L’Autriche inquiète face aux efforts de l’exécutif européen pour plafonner les prix du gaz
Le gouvernement autrichien a fait part de ses inquiétudes concernant le plafonnement des prix envisagé par l’Espagne et la France pour lutter contre la hausse constante des prix de l’énergie, bien que le pays se soit prononcé en faveur d’une intervention.
Le gouvernement autrichien a fait part de ses inquiétudes concernant le plafonnement des prix envisagé par l’Espagne et la France pour lutter contre la hausse constante des prix de l’énergie, bien que le pays se soit prononcé en faveur d’une intervention.

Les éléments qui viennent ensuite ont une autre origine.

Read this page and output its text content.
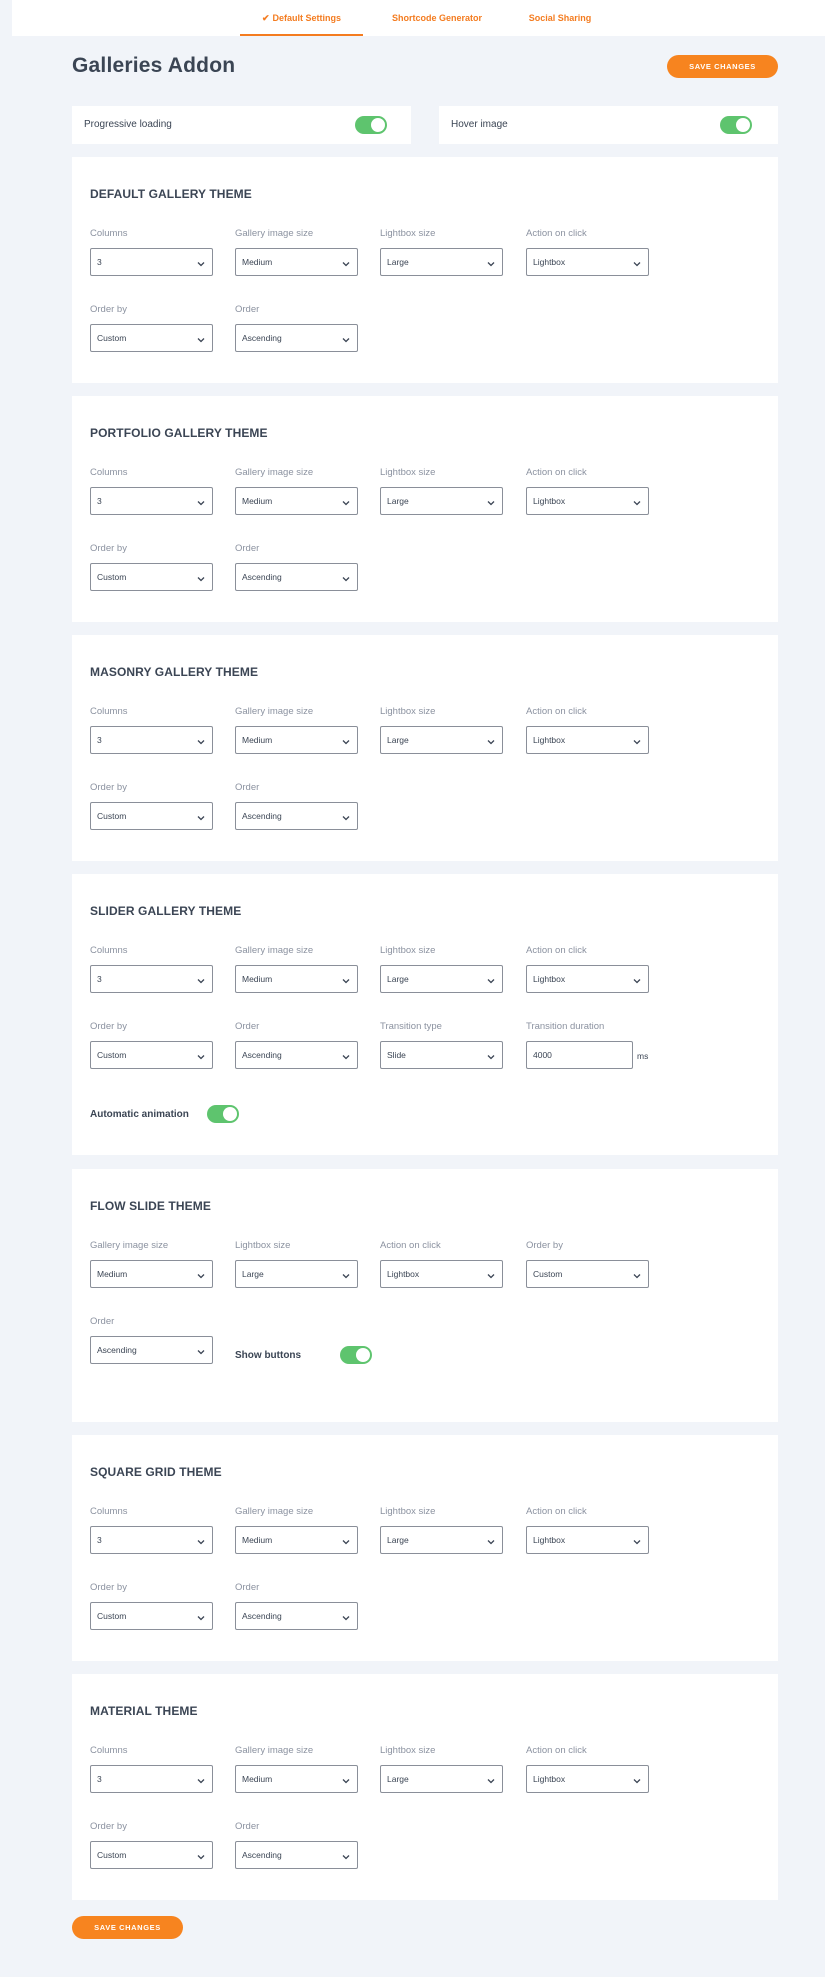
✔ Default Settings	Shortcode Generator	Social Sharing
Galleries Addon	SAVE CHANGES
Progressive loading	Hover image
DEFAULT GALLERY THEME
Columns
3
Gallery image size
Medium
Lightbox size
Large
Action on click
Lightbox
Order by
Custom
Order
Ascending
PORTFOLIO GALLERY THEME
Columns
3
Gallery image size
Medium
Lightbox size
Large
Action on click
Lightbox
Order by
Custom
Order
Ascending
MASONRY GALLERY THEME
Columns
3
Gallery image size
Medium
Lightbox size
Large
Action on click
Lightbox
Order by
Custom
Order
Ascending
SLIDER GALLERY THEME
Columns
3
Gallery image size
Medium
Lightbox size
Large
Action on click
Lightbox
Order by
Custom
Order
Ascending
Transition type
Slide
Transition duration
4000	ms
Automatic animation
FLOW SLIDE THEME
Gallery image size
Medium
Lightbox size
Large
Action on click
Lightbox
Order by
Custom
Order
Ascending	Show buttons
SQUARE GRID THEME
Columns
3
Gallery image size
Medium
Lightbox size
Large
Action on click
Lightbox
Order by
Custom
Order
Ascending
MATERIAL THEME
Columns
3
Gallery image size
Medium
Lightbox size
Large
Action on click
Lightbox
Order by
Custom
Order
Ascending
SAVE CHANGES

Mardi (25 octobre), les ministres européens de l’Énergie se sont réunis à Luxembourg pour discuter des mesures dont les dirigeants européens ont accepté le principe la semaine dernière.
Des mesures telles qu’un « corridor de prix dynamique » et une européanisation de l’intervention sur les marchés de l’électricité espagnol et portugais ont suscité des inquiétudes, même dans les pays qui, en principe, les soutiennent.
« Si d’énormes variations de prix se produisent avec de petits volumes au cours de la journée, le marché [boursier] est suspendu. La même chose doit maintenant être faite sur le marché du gaz », a expliqué la ministre de l’Énergie Leonore Gewessler avant la réunion.
Derrière les portes closes, Mme Gewessler a prévenu que le plafonnement des prix du gaz pourrait menacer la sécurité de l’approvisionnement et avoir des conséquences sur les contrats existants et à long terme.
En ce qui concerne l’extension du plafond ibérique, un système en vertu duquel l’Espagne et le Portugal subventionnent depuis des mois la combustion du gaz pour l’électricité, l’Autriche a mis en garde contre le fait de subventionner effectivement l’électricité pour les autres pays de l’UE.
« Comment pouvons-nous éviter de subventionner l’électricité des pays voisins de l’UE ? », a-t-elle fait remarquer. Dans les pays où la production de gaz joue un rôle important, les coûts liés à l’application du plafond ibérique seront probablement plus élevés, tandis que les prix de l’électricité pourraient également baisser en moyenne.
Mais comme les inquiétudes demeurent, les partis d’opposition se plaignent de la lenteur des progrès.
« Novembre est à nos portes, nous ne pouvons tout simplement pas permettre qu’une autre série de réunions des ministres de l’Énergie sans ambition reste sans résultat », a expliqué Claudio Gamon, un député européen autrichien du parti libéral NEOS.